Já antes da pandemia de covid-19, as forças de segurança enfrentavam um número crescente de ocorrências de delinquência juvenil (12-16 anos). “Essa tendência veio a confirmar-se nos últimos anos, estendendo-se ao grupo dos jovens adultos abrangidos pela justiça penal.”

O aumento de ocorrências e a intensificação do grau de violência até lhe faz lembrar o que se passou entre 1995 e 2000 e que levou a uma reforma na justiça juvenil. Foi quando o sistema de protecção de crianças e jovens em perigo e o sistema de justiça juvenil se dividiram.

Hoje, observa “maior envolvimento dos mais novos e pela diversificação dos grupos, que se identificam como gangues e cujas rivalidades estão na origem de actos de grande violência”. E “jovens que reportam o apoio de grupos que designam por ‘firmas’”.

“A justiça juvenil continua a intervir em larga medida junto de jovens cujas trajectórias estão marcadas por outros graves problemas sociais e parte significativa tem ou teve associado intervenção do sistema de promoção e protecção”, ressalta. “A necessidade de uma efectiva interactividade entre os dois sistemas é uma prioridade desde há muito identificada e também trabalhada, mas cujos resultados estão longe de ser satisfatórios.”

Embora não se fale tanto, também tem crescido “o número de jovens com intervenção simultânea da justiça juvenil e da justiça penal”. Tanto que Maria João Leote Carvalho está convencida de que “os jovens adultos (16-21 anos) constituem um dos maiores desafios que se colocam à DGRSP”.

“Há necessidade de pensar programas e medidas mais dirigidos a este grupo etário junto do qual é muito complexa a intervenção, pela fase de transição para a vida adulta em que se encontram num mundo marcado cada vez mais por riscos e incertezas”, alerta. “A gratuidade da violência nas práticas destes jovens e a falta de empatia pelo outro que é a vítima exigem muito trabalho que além da DGRPS deveria implicar mais as comunidades de origem.”

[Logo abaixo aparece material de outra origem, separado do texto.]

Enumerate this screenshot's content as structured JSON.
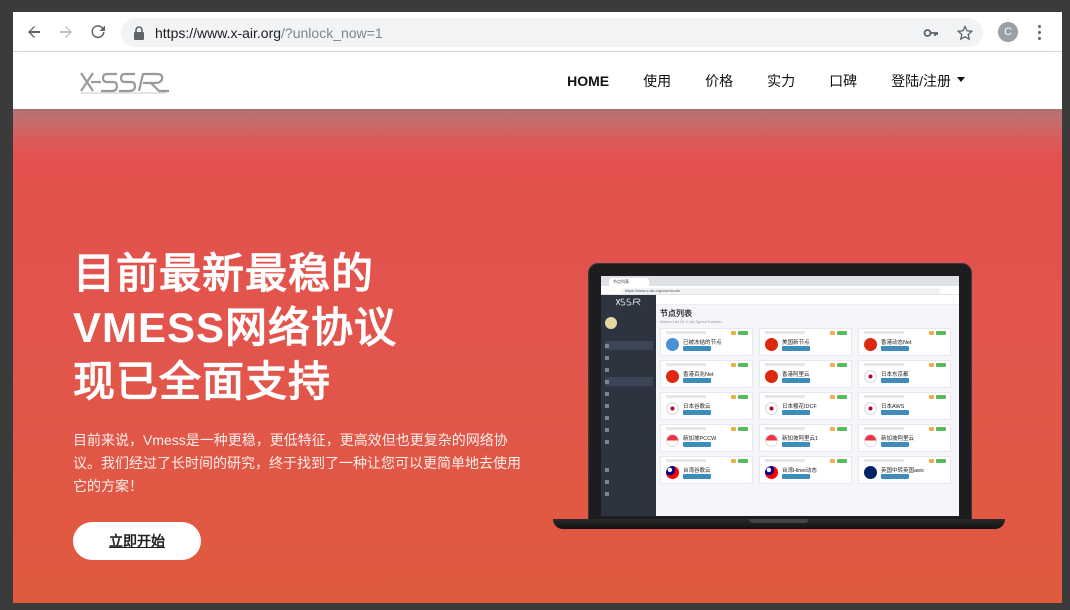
{
  "browser": {
    "url_host": "https://www.x-air.org",
    "url_rest": "/?unlock_now=1",
    "profile_initial": "C"
  },
  "site": {
    "logo_text": "X-SSR",
    "nav": [
      {
        "label": "HOME"
      },
      {
        "label": "使用"
      },
      {
        "label": "价格"
      },
      {
        "label": "实力"
      },
      {
        "label": "口碑"
      },
      {
        "label": "登陆/注册"
      }
    ]
  },
  "hero": {
    "title_lines": [
      "目前最新最稳的",
      "VMESS网络协议",
      "现已全面支持"
    ],
    "description": "目前来说，Vmess是一种更稳，更低特征，更高效但也更复杂的网络协议。我们经过了长时间的研究，终于找到了一种让您可以更简单地去使用它的方案！",
    "cta_label": "立即开始"
  },
  "mock_screen": {
    "tab_label": "节点列表",
    "url": "https://www.x-air.org/user/node",
    "heading": "节点列表",
    "subheading": "Nodes List Of X-Air Speed Booster",
    "nodes": [
      {
        "name": "已被冻结的节点",
        "flag": "un"
      },
      {
        "name": "美国新节点",
        "flag": "cn"
      },
      {
        "name": "香港动态Net",
        "flag": "hk"
      },
      {
        "name": "香港百兆Net",
        "flag": "hk"
      },
      {
        "name": "香港阿里云",
        "flag": "hk"
      },
      {
        "name": "日本东京都",
        "flag": "jp"
      },
      {
        "name": "日本谷歌云",
        "flag": "jp"
      },
      {
        "name": "日本樱花IDCF",
        "flag": "jp"
      },
      {
        "name": "日本AWS",
        "flag": "jp"
      },
      {
        "name": "新加坡PCCW",
        "flag": "sg"
      },
      {
        "name": "新加坡阿里云1",
        "flag": "sg"
      },
      {
        "name": "新加坡阿里云",
        "flag": "sg"
      },
      {
        "name": "台湾谷歌云",
        "flag": "tw"
      },
      {
        "name": "台湾Hinet动态",
        "flag": "tw"
      },
      {
        "name": "英国中转英国aws",
        "flag": "uk"
      }
    ]
  },
  "colors": {
    "hero_top": "#e4514e",
    "hero_bottom": "#e05a3e",
    "accent_blue": "#3c8dbc"
  }
}
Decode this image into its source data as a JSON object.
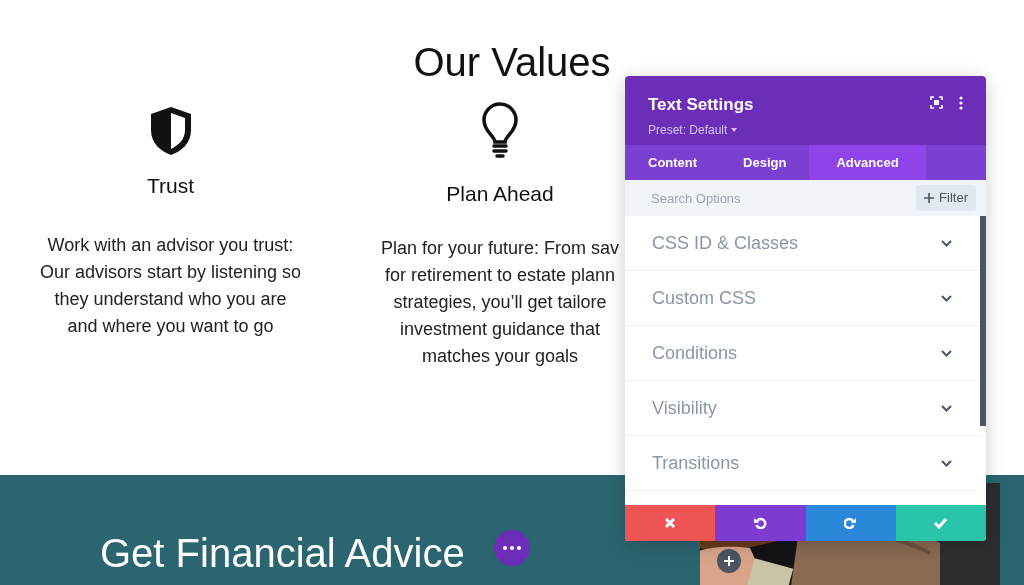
{
  "heading": "Our Values",
  "values": [
    {
      "kind": "shield",
      "title": "Trust",
      "text": "Work with an advisor you trust:\nOur advisors start by listening so\nthey understand who you are\nand where you want to go"
    },
    {
      "kind": "bulb",
      "title": "Plan Ahead",
      "text": "Plan for your future: From sav\nfor retirement to estate plann\nstrategies, you’ll get tailore\ninvestment guidance that\nmatches your goals"
    }
  ],
  "panel": {
    "title": "Text Settings",
    "preset": "Preset: Default",
    "tabs": [
      {
        "label": "Content",
        "selected": false
      },
      {
        "label": "Design",
        "selected": false
      },
      {
        "label": "Advanced",
        "selected": true
      }
    ],
    "search": {
      "placeholder": "Search Options"
    },
    "filter": "Filter",
    "sections": [
      "CSS ID & Classes",
      "Custom CSS",
      "Conditions",
      "Visibility",
      "Transitions"
    ],
    "actions": [
      {
        "kind": "cancel"
      },
      {
        "kind": "undo"
      },
      {
        "kind": "redo"
      },
      {
        "kind": "save"
      }
    ]
  },
  "banner": {
    "title": "Get Financial Advice"
  }
}
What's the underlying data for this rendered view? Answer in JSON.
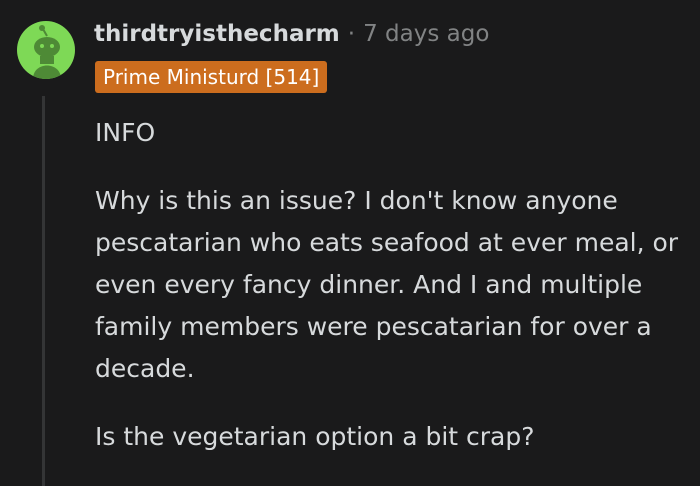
{
  "comment": {
    "username": "thirdtryisthecharm",
    "separator": "·",
    "timestamp": "7 days ago",
    "flair": "Prime Ministurd [514]",
    "paragraphs": [
      "INFO",
      "Why is this an issue? I don't know anyone pescatarian who eats seafood at ever meal, or even every fancy dinner. And I and multiple family members were pescatarian for over a decade.",
      "Is the vegetarian option a bit crap?"
    ]
  },
  "colors": {
    "background": "#1a1a1b",
    "text": "#d7dadc",
    "muted": "#818384",
    "flair_bg": "#cc6d1e",
    "avatar_bg": "#7ed956",
    "snoo_body": "#5a8f3c"
  },
  "icons": {
    "avatar": "snoo-avatar-icon"
  }
}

A especialista remata chamando a atenção para a prevalência de problemas de saúde mental. “A necessidade de respostas especializadas em função de certos comportamentos é uma questão que vem a ser pensada na DGRSP e se espera ver mais concretizada sendo a intervenção de prevenção a resposta fundamental para que muitas destes casos não evoluam negativamente.”

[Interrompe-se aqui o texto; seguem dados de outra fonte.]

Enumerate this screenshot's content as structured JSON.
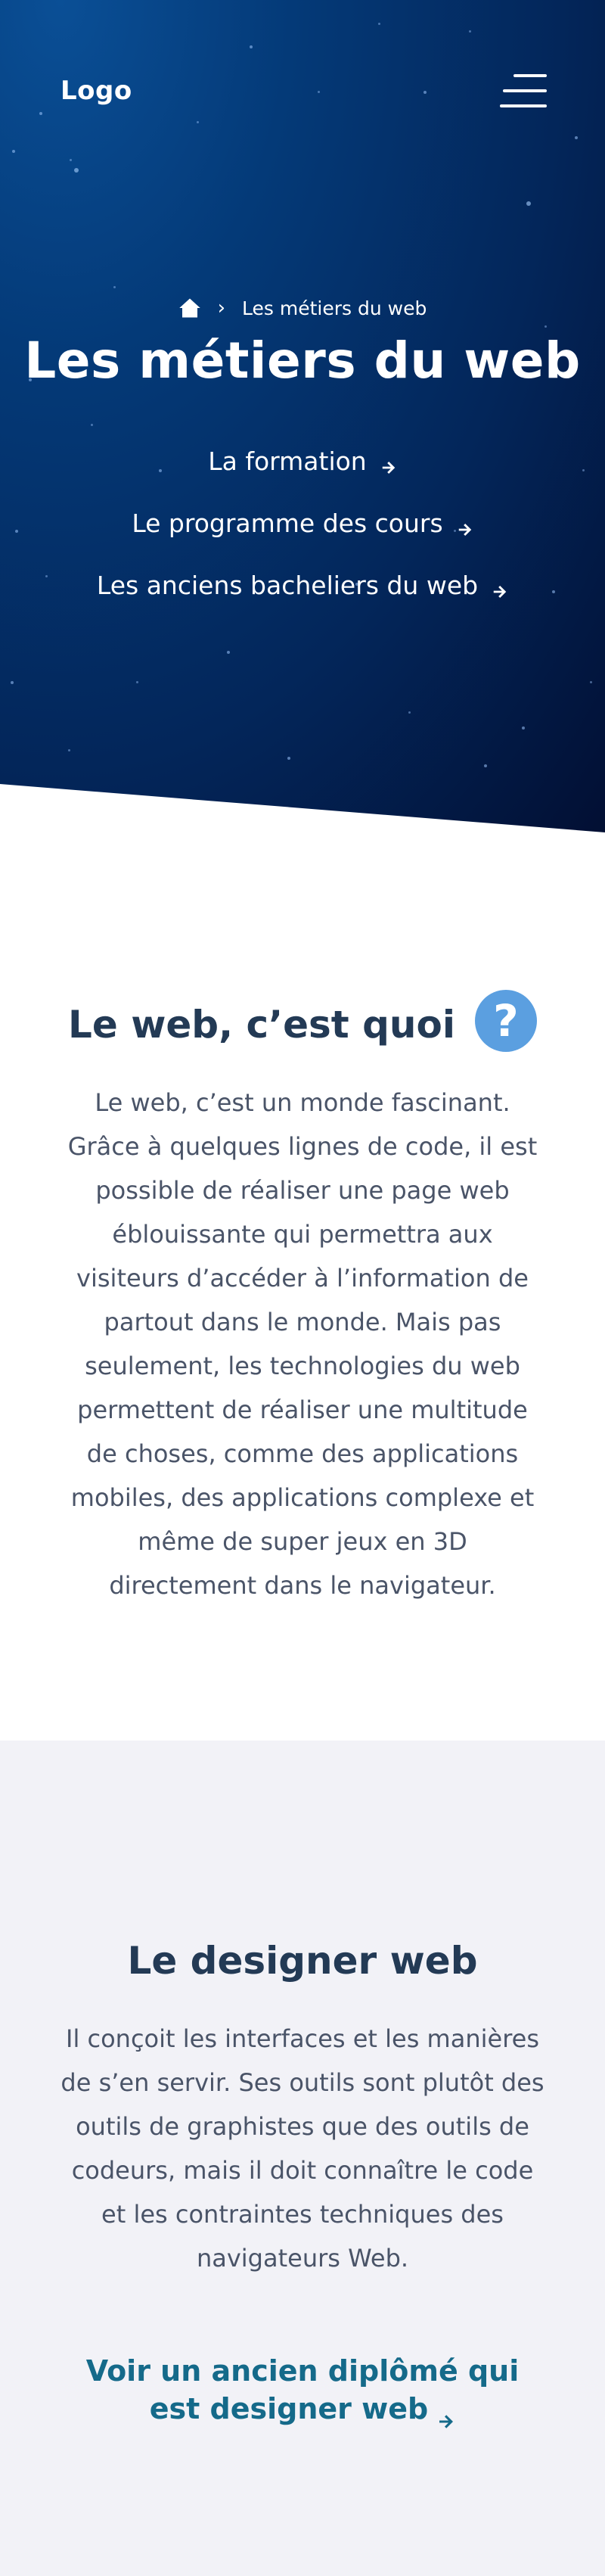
{
  "header": {
    "logo": "Logo",
    "menu_icon": "hamburger-menu-icon"
  },
  "hero": {
    "breadcrumb": {
      "home_icon": "home-icon",
      "separator": "›",
      "current": "Les métiers du web"
    },
    "title": "Les métiers du web",
    "links": [
      {
        "label": "La formation",
        "icon": "arrow-right-icon"
      },
      {
        "label": "Le programme des cours",
        "icon": "arrow-right-icon"
      },
      {
        "label": "Les anciens bacheliers du web",
        "icon": "arrow-right-icon"
      }
    ]
  },
  "section_web": {
    "title": "Le web, c’est quoi",
    "icon": "question-icon",
    "icon_glyph": "?",
    "body": "Le web, c’est un monde fascinant. Grâce à quelques lignes de code, il est possible de réaliser une page web éblouissante qui permettra aux visiteurs d’accéder à l’information de partout dans le monde. Mais pas seulement, les technologies du web permettent de réaliser une multitude de choses, comme des applications mobiles, des applications complexe et même de super jeux en 3D directement dans le navigateur."
  },
  "section_designer": {
    "title": "Le designer web",
    "body": "Il conçoit les interfaces et les manières de s’en servir. Ses outils sont plutôt des outils de graphistes que des outils de codeurs, mais il doit connaître le code et les contraintes techniques des navigateurs Web.",
    "link_label": "Voir un ancien diplômé qui est designer web",
    "link_icon": "arrow-right-icon"
  },
  "colors": {
    "hero_bg": "#043a78",
    "heading": "#233a55",
    "body_text": "#4a5468",
    "link": "#156a8a",
    "question_badge": "#5b9fe0",
    "section_alt_bg": "#f2f2f7"
  }
}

É conhecida a falta de técnicos superiores e profissionais de reinserção social nos seis centros educativos, onde um total de 148 jovens cumpriam medidas tutelares em Agosto. No entender desta investigadora do Centro Interdisciplinar de Ciências Sociais da Faculdade de Ciências Sociais e Humanas da Universidade Nova de Lisboa, também há que dotar as equipas tutelares educativas na comunidade de mais meios humanos “uma vez que são o centro da intervenção da justiça juvenil, desde o início da intervenção, passando pela avaliação, até à execução da maioria das medidas tutelares educativas aplicadas pelos tribunais”.

Maria João Leote Carvalho, constata que “o volume de trabalho é enorme”. E que só “o elevado profissionalismo e dedicação tem evitado um ainda maior colapso do sistema e os jovens”. Parece-lhe fundamental valorizar a carreira de técnico profissional de reinserção social para que queiram continuar a trabalhar no sector, vez de usarem os concursos que se vão abrindo como trampolim para outras carreiras da administração pública.